I have a BaseSkin and multiple UserSkins in a separate dll from my WPF application.
Depending on who is using the application, the base skin and one of the user skins will be merged into a resource dictionary and loaded for the application to use.
What I'm aiming for is the ability to specify a style in a BaseSkin file, and then on a specific UserSkin file be able to override it, changing any properties I need to.
I know I can accomplish this by using the BasedOn attribute like this:
<Style x:Key="ButtonBg" TargetType="{x:Type Button}">
<Setter Property="Background" Value="Green"/>
</Style>
<Style x:Key="CustomButtonBg" TargetType="{x:Type Button}" BasedOn="{StaticResource ButtonBg}">
<Setter Property="Background" Value="Blue"/>
</Style>
The problem is that now the elements have to have a Style of CustomButtonBg which may not actually be implemented. Is there any way to have both styles use the same key (ButtonBg), and when they're merged have the application look for a style named ButtonBg in User first, and if one doesn't exist, use the one in base?

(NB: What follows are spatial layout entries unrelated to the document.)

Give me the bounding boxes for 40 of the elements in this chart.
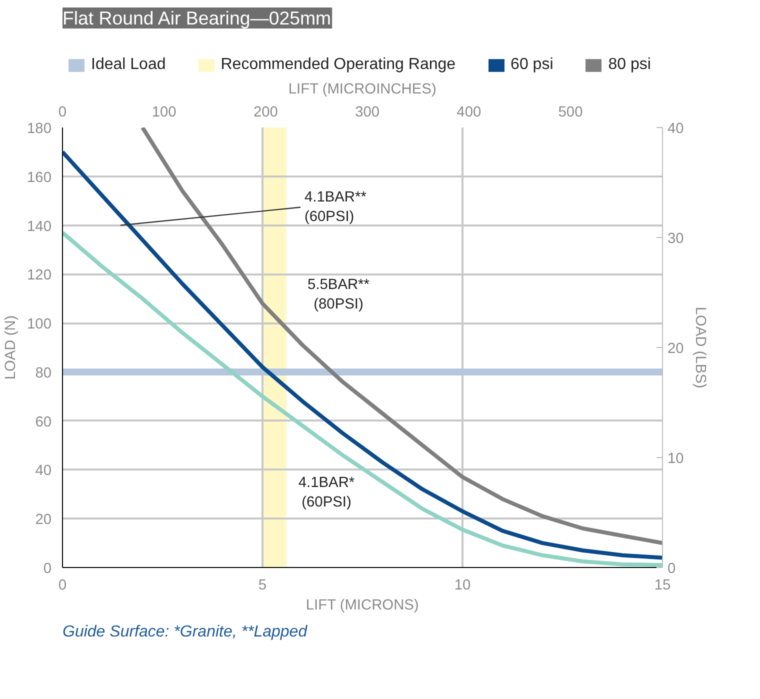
legend-label: 80 psi <box>608 56 651 74</box>
y-tick-label: 80 <box>35 365 52 382</box>
x2-tick-label: 0 <box>58 104 67 120</box>
y-tick-label: 40 <box>35 463 52 480</box>
legend-label: Recommended Operating Range <box>220 56 456 74</box>
annotation: 4.1BAR** (60PSI) <box>304 190 367 225</box>
y-tick-label: 0 <box>43 561 52 577</box>
x-tick-label: 10 <box>454 578 471 594</box>
x-tick-label: 15 <box>654 578 671 594</box>
line-series <box>140 128 662 546</box>
y2-axis-title: LOAD (LBS) <box>692 306 708 388</box>
x-axis-title: LIFT (MICRONS) <box>306 598 419 614</box>
text: Guide Surface: *Granite, **Lapped <box>62 624 308 640</box>
line-series <box>62 150 662 560</box>
y-tick-label: 100 <box>27 316 52 333</box>
y2-tick-label: 20 <box>668 341 684 357</box>
chart-title: Flat Round Air Bearing—025mm <box>62 8 332 28</box>
x2-tick-label: 400 <box>456 104 482 120</box>
x-tick-label: 0 <box>58 578 67 594</box>
y-tick-label: 120 <box>27 268 52 284</box>
legend-label: 60 psi <box>510 56 554 74</box>
y2-tick-label: 40 <box>668 121 684 137</box>
legend-label: Ideal Load <box>91 56 166 74</box>
y-tick-label: 180 <box>27 121 52 137</box>
x-tick-label: 5 <box>258 578 267 594</box>
y2-tick-label: 10 <box>668 451 684 467</box>
x2-tick-label: 200 <box>253 104 278 120</box>
y2-tick-label: 30 <box>668 231 684 247</box>
x2-tick-label: 300 <box>355 104 380 120</box>
x2-tick-label: 500 <box>558 104 583 120</box>
y-tick-label: 20 <box>35 512 52 528</box>
annotation: 5.5BAR** (80PSI) <box>308 277 370 312</box>
x2-axis-title: LIFT (MICROINCHES) <box>288 82 436 98</box>
y-tick-label: 60 <box>35 414 52 430</box>
y2-tick-label: 0 <box>668 561 676 577</box>
x2-tick-label: 100 <box>152 104 176 120</box>
annotation: 4.1BAR* (60PSI) <box>298 475 355 510</box>
y-tick-label: 140 <box>27 218 52 235</box>
y-tick-label: 160 <box>27 170 52 186</box>
y-axis-title: LOAD (N) <box>3 315 20 380</box>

I was thinking that if I could give the assembly name in the BasedOn attribute to point towards the BaseSkin file, I could avoid naming errors when I give them the same key, but I can't find any way to do that. The other options are to just force an implementation of each style even if nothing gets changed, or check programatically in the skins, but those are last resorts.

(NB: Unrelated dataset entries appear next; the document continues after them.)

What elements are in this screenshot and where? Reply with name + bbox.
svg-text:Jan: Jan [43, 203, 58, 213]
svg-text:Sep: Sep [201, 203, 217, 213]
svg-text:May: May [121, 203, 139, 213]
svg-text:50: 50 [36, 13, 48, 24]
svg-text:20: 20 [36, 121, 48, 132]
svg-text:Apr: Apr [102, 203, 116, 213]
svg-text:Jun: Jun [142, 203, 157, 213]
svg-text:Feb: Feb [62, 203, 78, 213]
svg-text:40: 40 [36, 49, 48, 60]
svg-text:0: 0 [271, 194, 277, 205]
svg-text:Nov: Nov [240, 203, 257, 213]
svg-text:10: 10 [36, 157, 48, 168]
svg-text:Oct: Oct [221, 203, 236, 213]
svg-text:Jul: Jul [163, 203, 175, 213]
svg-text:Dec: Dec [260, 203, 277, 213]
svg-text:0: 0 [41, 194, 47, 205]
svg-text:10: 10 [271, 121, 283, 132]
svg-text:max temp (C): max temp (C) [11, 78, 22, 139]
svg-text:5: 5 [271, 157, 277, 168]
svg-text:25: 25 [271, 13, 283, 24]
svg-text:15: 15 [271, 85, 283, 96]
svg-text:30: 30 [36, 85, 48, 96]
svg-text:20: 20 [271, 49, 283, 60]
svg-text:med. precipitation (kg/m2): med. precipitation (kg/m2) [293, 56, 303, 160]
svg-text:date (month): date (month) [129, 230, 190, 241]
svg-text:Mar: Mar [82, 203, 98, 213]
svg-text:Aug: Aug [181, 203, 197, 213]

You could try to take advantage of the resource lookup logic. When WPF is trying to find a resource by the key, it first look in the current element's ResourceDictionary
, then its parent's, then the parent of that, and so on.
So since you said it is conditional to the user, that could be merged in the ResourceDictionary
at the Window
level while your original base is at the Application
level.
Edit: I have better information. From MSDN on Merged Dictionaries:
Merged Dictionary Behavior
Resources in a merged dictionary occupy a location in the resource lookup scope that is just after the scope of the main resource dictionary they are merged into. Although a resource key must be unique within any individual dictionary, a key can exist multiple times in a set of merged dictionaries. In this case, the resource that is returned will come from the last dictionary found sequentially in the MergedDictionaries collection. If the MergedDictionaries collection was defined in XAML, then the order of the merged dictionaries in the collection is the order of the elements as provided in the markup. If a key is defined in the primary dictionary and also in a dictionary that was merged, then the resource that is returned will come from the primary dictionary. These scoping rules apply equally for both static resource references and dynamic resource references.
That means you can define your Base skin in a different ResourceDictionary
and merge it into another ResourceDictionary
. Have the User skin in the latter, and it will find it first, otherwise it will keep drilling down to the merged dictionary that contains Base. Each of your User dictionaries can merge the Base dictionary and you just load the User dictionary into the app instead of both separately.